Votre enfant est anxieux, renfermé ou s’isole ? Une étude Inserm révèle le lien possible entre bruit des voitures et santé mentale des enfants.
Votre enfant semble anxieux, se renferme, s’isole ou rencontre des difficultés avec les autres ? On pense spontanément aux écrans, à l’école, au manque de sommeil ou à ses relations avec ses camarades. Mais un élément beaucoup plus discret pourrait également peser sur son équilibre émotionnel : le bruit des voitures autour de son domicile. Une étude française menée auprès de près de 8 000 enfants révèle qu’une exposition élevée et persistante au trafic routier durant les premières années de vie est associée à davantage de difficultés émotionnelles et relationnelles plusieurs années plus tard.
Klaxons, moteurs qui accélèrent, freinages, scooters, motos, bus, camions de livraison… En ville, le bruit de la circulation fait tellement partie du décor que nous finissons parfois par ne plus l’entendre. Pourtant, notre organisme, lui, ne s’y habitue pas nécessairement. Et le cerveau des jeunes enfants, encore en plein développement, pourrait y être particulièrement sensible.
Une nouvelle étude sur la pollution sonore et la santé mentale des enfants, menée par des chercheurs de l’Institut Sorbonne de santé publique, de l’Inserm et de Sorbonne Université, suggère que les enfants durablement exposés à un niveau élevé de bruit routier entre leur naissance et l’âge de 5 ans et demi présentent davantage de symptômes émotionnels et de difficultés relationnelles à 10 ans et demi.

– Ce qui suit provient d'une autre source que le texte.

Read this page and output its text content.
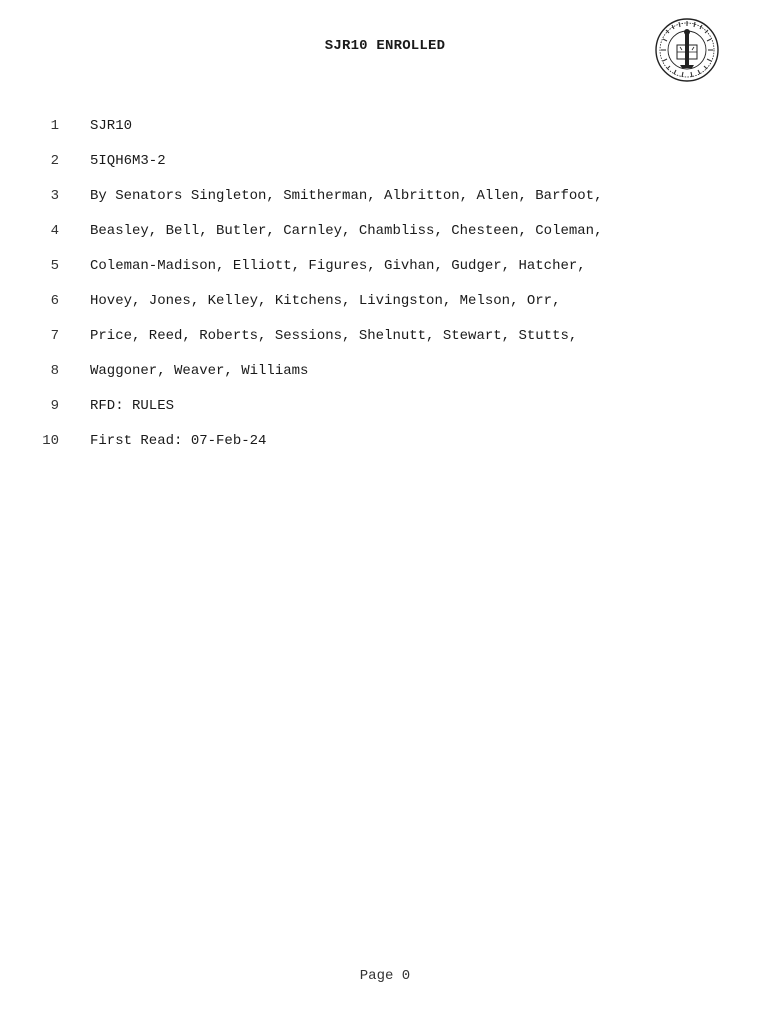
SJR10 ENROLLED
1 SJR10
2 5IQH6M3-2
3 By Senators Singleton, Smitherman, Albritton, Allen, Barfoot,
4 Beasley, Bell, Butler, Carnley, Chambliss, Chesteen, Coleman,
5 Coleman-Madison, Elliott, Figures, Givhan, Gudger, Hatcher,
6 Hovey, Jones, Kelley, Kitchens, Livingston, Melson, Orr,
7 Price, Reed, Roberts, Sessions, Shelnutt, Stewart, Stutts,
8 Waggoner, Weaver, Williams
9 RFD: RULES
10 First Read: 07-Feb-24
Page 0
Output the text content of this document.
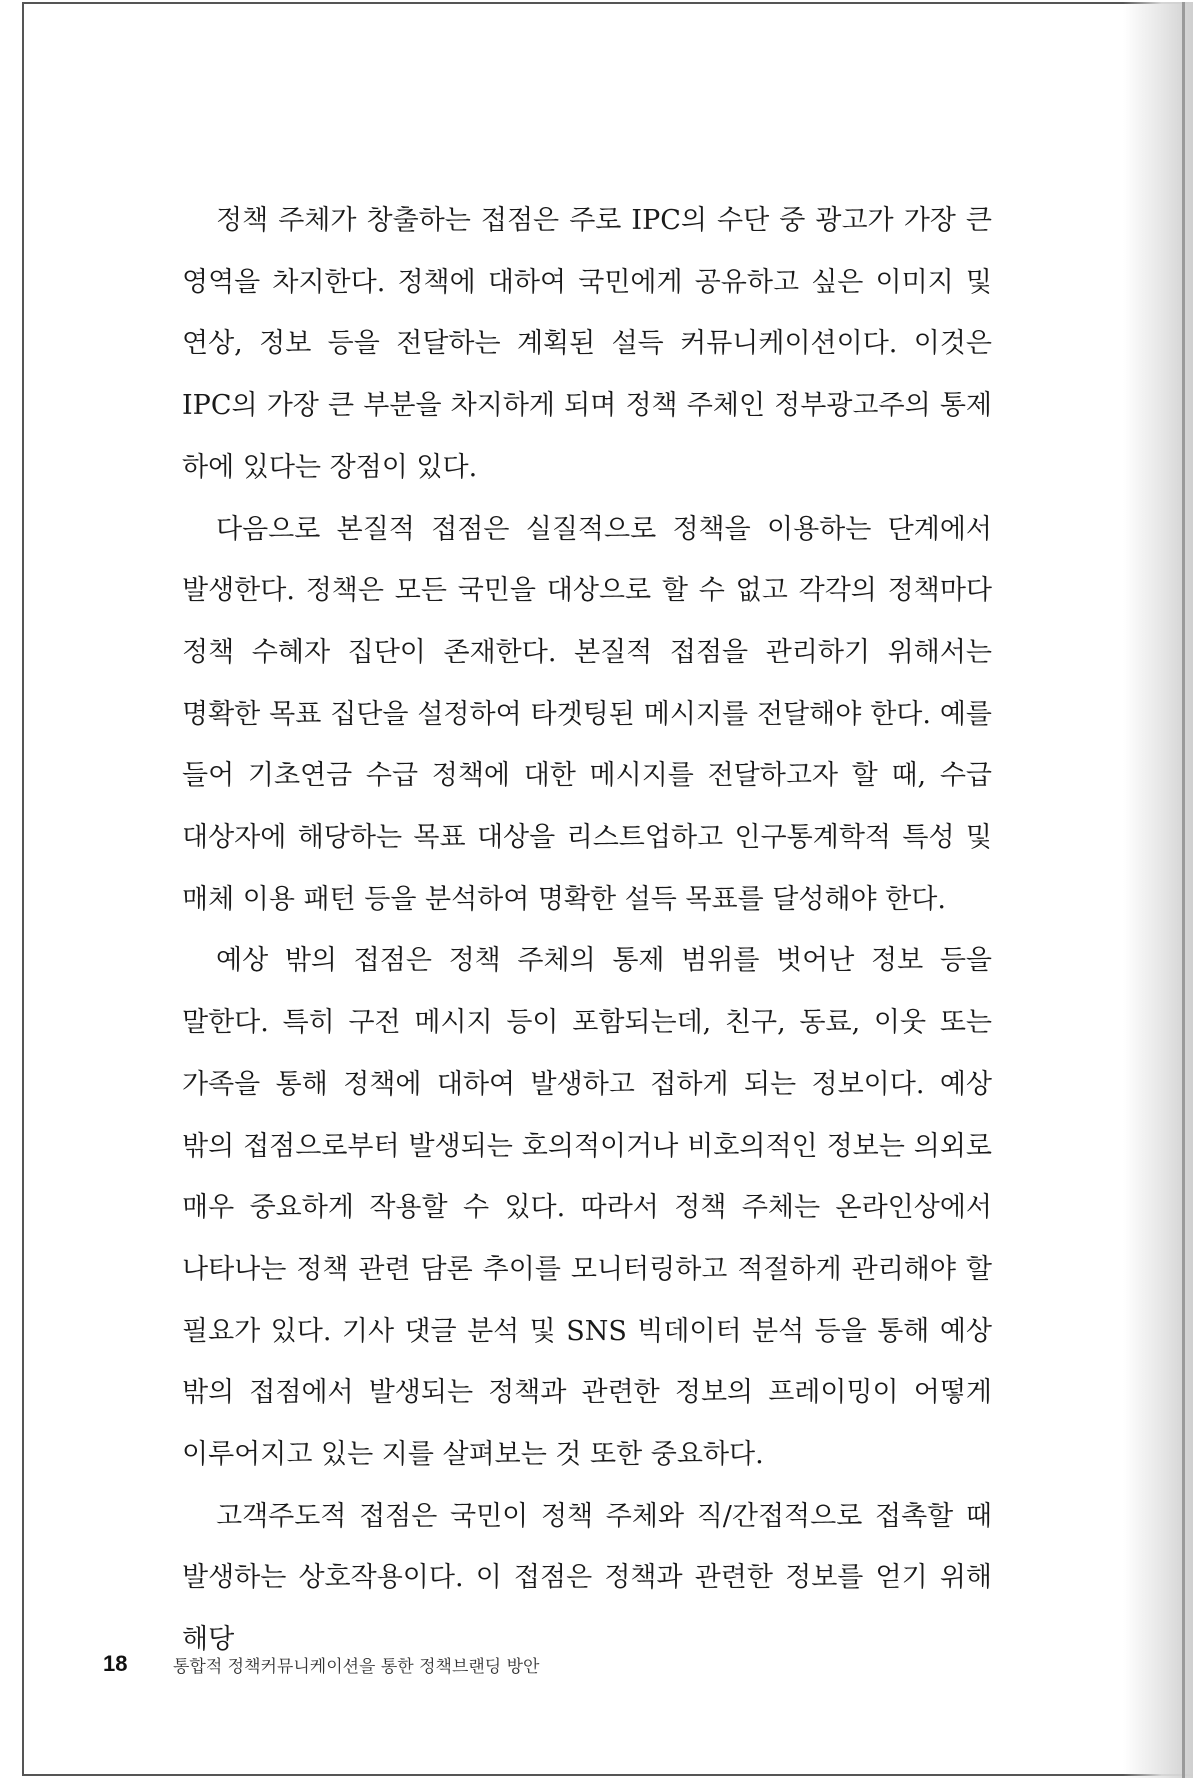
정책 주체가 창출하는 접점은 주로 IPC의 수단 중 광고가 가장 큰 영역을 차지한다. 정책에 대하여 국민에게 공유하고 싶은 이미지 및 연상, 정보 등을 전달하는 계획된 설득 커뮤니케이션이다. 이것은 IPC의 가장 큰 부분을 차지하게 되며 정책 주체인 정부광고주의 통제 하에 있다는 장점이 있다.

다음으로 본질적 접점은 실질적으로 정책을 이용하는 단계에서 발생한다. 정책은 모든 국민을 대상으로 할 수 없고 각각의 정책마다 정책 수혜자 집단이 존재한다. 본질적 접점을 관리하기 위해서는 명확한 목표 집단을 설정하여 타겟팅된 메시지를 전달해야 한다. 예를 들어 기초연금 수급 정책에 대한 메시지를 전달하고자 할 때, 수급 대상자에 해당하는 목표 대상을 리스트업하고 인구통계학적 특성 및 매체 이용 패턴 등을 분석하여 명확한 설득 목표를 달성해야 한다.

예상 밖의 접점은 정책 주체의 통제 범위를 벗어난 정보 등을 말한다. 특히 구전 메시지 등이 포함되는데, 친구, 동료, 이웃 또는 가족을 통해 정책에 대하여 발생하고 접하게 되는 정보이다. 예상 밖의 접점으로부터 발생되는 호의적이거나 비호의적인 정보는 의외로 매우 중요하게 작용할 수 있다. 따라서 정책 주체는 온라인상에서 나타나는 정책 관련 담론 추이를 모니터링하고 적절하게 관리해야 할 필요가 있다. 기사 댓글 분석 및 SNS 빅데이터 분석 등을 통해 예상 밖의 접점에서 발생되는 정책과 관련한 정보의 프레이밍이 어떻게 이루어지고 있는 지를 살펴보는 것 또한 중요하다.

고객주도적 접점은 국민이 정책 주체와 직/간접적으로 접촉할 때 발생하는 상호작용이다. 이 접점은 정책과 관련한 정보를 얻기 위해 해당

18	통합적 정책커뮤니케이션을 통한 정책브랜딩 방안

Les résultats, publiés dans la revue scientifique The Lancet Public Health, ne prouvent pas que le bruit des voitures provoque directement l’anxiété, le repli sur soi ou l’isolement social. Ils montrent cependant une association suffisamment importante pour que les chercheurs appellent à considérer les nuisances sonores liées au trafic comme un véritable enjeu de santé publique.
Ce qu’il faut retenir sur le bruit et la santé mentale des enfants
- Près de 8 000 enfants de la cohorte Elfe ont été suivis depuis leur naissance jusqu’à l’âge de 10 ans et demi.
- Une exposition persistante à au moins 60 dB(A) de bruit routier entre la naissance et 5 ans et demi était associée à davantage de difficultés émotionnelles et relationnelles.
- Les enfants exposés à 2 mois et à 5 ans et demi présentaient davantage de difficultés dans leurs relations avec les autres enfants.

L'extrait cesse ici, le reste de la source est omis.